Pam died five months ago and the question of starting over has been a very real one for me. How do I go forward? What does a "successful" life look like absent my partner? Who am I without her next to me? Where is the meaning in my life? All of these questions and more have been part of my daily experience since her death.
In earlier posts I've defined sustained success as the process of developing the capacity to continuously start over. Learning to do so in the aftermath of the death of my life's love has been a wonderfully rich and rewarding experience. This is not to say it's been without pain. The grief I've experienced has been profound. AND, the beauty in this is the profound awakening that has occurred in me about this life and how to lucidly experience and live it. Truly, death is proving to be the gateway to both life and to living it with joy, grace and gratitude.
Momento Mori
This Latin phrase is literally translated into "Remember, you must die". Being willing to face the unavoidable imminence of my death is an incredibly powerful catalyst. Part of my journey through my grief has involved this facing. It has taken me to (literally) standing on the precipice of a cliff and looking into the void and experiencing the inevitability of not being. What does it mean to be inseparable from the void that is consciousness; that place where the separate "I" that I think of as me does not exist?

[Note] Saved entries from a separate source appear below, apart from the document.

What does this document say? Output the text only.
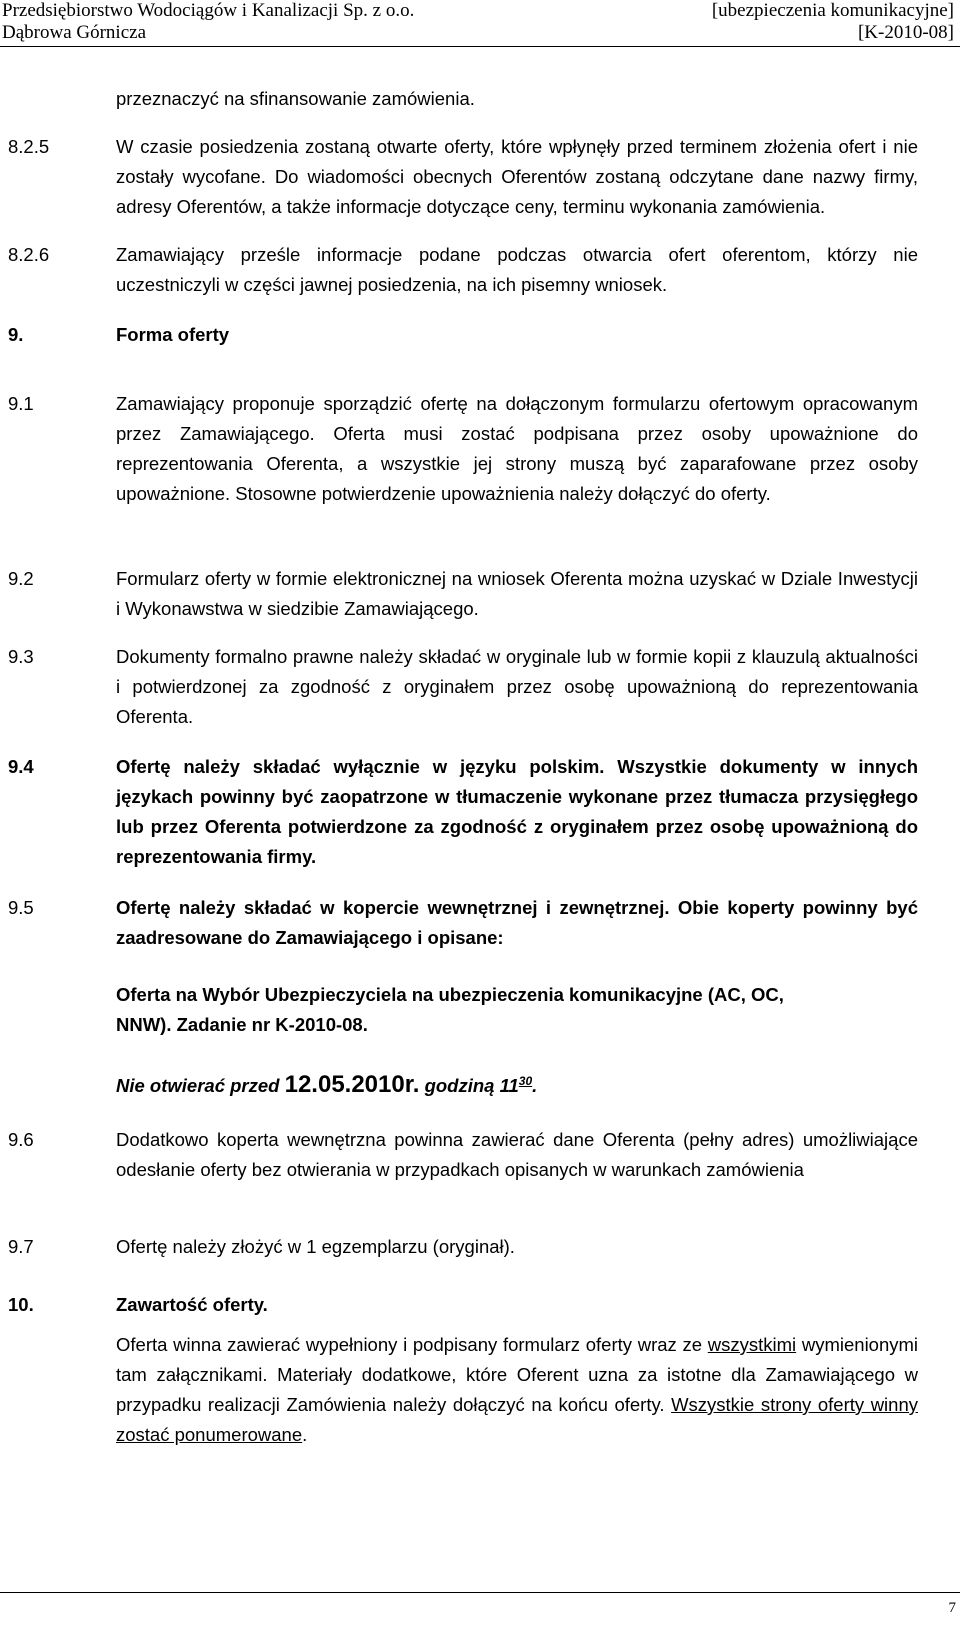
Przedsiębiorstwo Wodociągów i Kanalizacji Sp. z o.o.
Dąbrowa Górnicza
[ubezpieczenia komunikacyjne]
[K-2010-08]
przeznaczyć na sfinansowanie zamówienia.
8.2.5	W czasie posiedzenia zostaną otwarte oferty, które wpłynęły przed terminem złożenia ofert i nie zostały wycofane. Do wiadomości obecnych Oferentów zostaną odczytane dane nazwy firmy, adresy Oferentów, a także informacje dotyczące ceny, terminu wykonania zamówienia.
8.2.6	Zamawiający prześle informacje podane podczas otwarcia ofert oferentom, którzy nie uczestniczyli w części jawnej posiedzenia, na ich pisemny wniosek.
9.	Forma oferty
9.1	Zamawiający proponuje sporządzić ofertę na dołączonym formularzu ofertowym opracowanym przez Zamawiającego. Oferta musi zostać podpisana przez osoby upoważnione do reprezentowania Oferenta, a wszystkie jej strony muszą być zaparafowane przez osoby upoważnione. Stosowne potwierdzenie upoważnienia należy dołączyć do oferty.
9.2	Formularz oferty w formie elektronicznej na wniosek Oferenta można uzyskać w Dziale Inwestycji i Wykonawstwa w siedzibie Zamawiającego.
9.3	Dokumenty formalno prawne należy składać w oryginale lub w formie kopii z klauzulą aktualności i potwierdzonej za zgodność z oryginałem przez osobę upoważnioną do reprezentowania Oferenta.
9.4	Ofertę należy składać wyłącznie w języku polskim. Wszystkie dokumenty w innych językach powinny być zaopatrzone w tłumaczenie wykonane przez tłumacza przysięgłego lub przez Oferenta potwierdzone za zgodność z oryginałem przez osobę upoważnioną do reprezentowania firmy.
9.5	Ofertę należy składać w kopercie wewnętrznej i zewnętrznej. Obie koperty powinny być zaadresowane do Zamawiającego i opisane:
Oferta na Wybór Ubezpieczyciela na ubezpieczenia komunikacyjne (AC, OC, NNW). Zadanie nr K-2010-08.
Nie otwierać przed 12.05.2010r. godziną $11^{30}$.
9.6	Dodatkowo koperta wewnętrzna powinna zawierać dane Oferenta (pełny adres) umożliwiające odesłanie oferty bez otwierania w przypadkach opisanych w warunkach zamówienia
9.7	Ofertę należy złożyć w 1 egzemplarzu (oryginał).
10.	Zawartość oferty.
Oferta winna zawierać wypełniony i podpisany formularz oferty wraz ze wszystkimi wymienionymi tam załącznikami. Materiały dodatkowe, które Oferent uzna za istotne dla Zamawiającego w przypadku realizacji Zamówienia należy dołączyć na końcu oferty. Wszystkie strony oferty winny zostać ponumerowane.
7
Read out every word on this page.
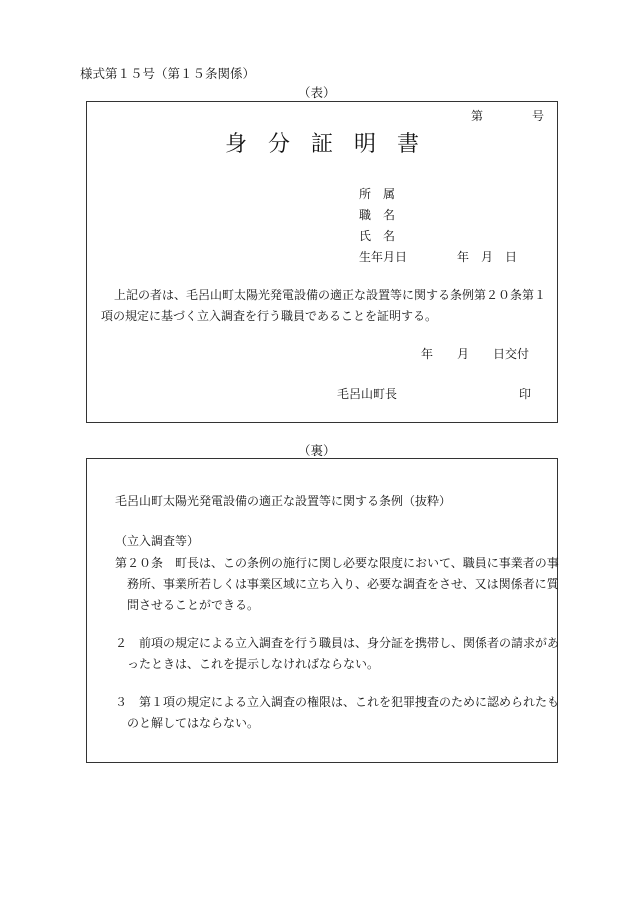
様式第１５号（第１５条関係）
（表）
第	号
身分証明書
所　属
職　名
氏　名
生年月日	年　月　日
上記の者は、毛呂山町太陽光発電設備の適正な設置等に関する条例第２０条第１項の規定に基づく立入調査を行う職員であることを証明する。
年　　月　　日交付
毛呂山町長	印
（裏）
毛呂山町太陽光発電設備の適正な設置等に関する条例（抜粋）
（立入調査等）
第２０条　町長は、この条例の施行に関し必要な限度において、職員に事業者の事務所、事業所若しくは事業区域に立ち入り、必要な調査をさせ、又は関係者に質問させることができる。
２　前項の規定による立入調査を行う職員は、身分証を携帯し、関係者の請求があったときは、これを提示しなければならない。
３　第１項の規定による立入調査の権限は、これを犯罪捜査のために認められたものと解してはならない。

I've come to realize that the fear of not being is the most powerful inhibitor of my ability to truly experience creating the life of my ideals. The degree to which I am able to embrace my death and celebrate the fact that "I" don't exist as an entity separate from all consciousness is the degree I am free and, ultimately, awake. The greatest gift Pam has given me in her death is this realization. Death is what dies...life doesn't die.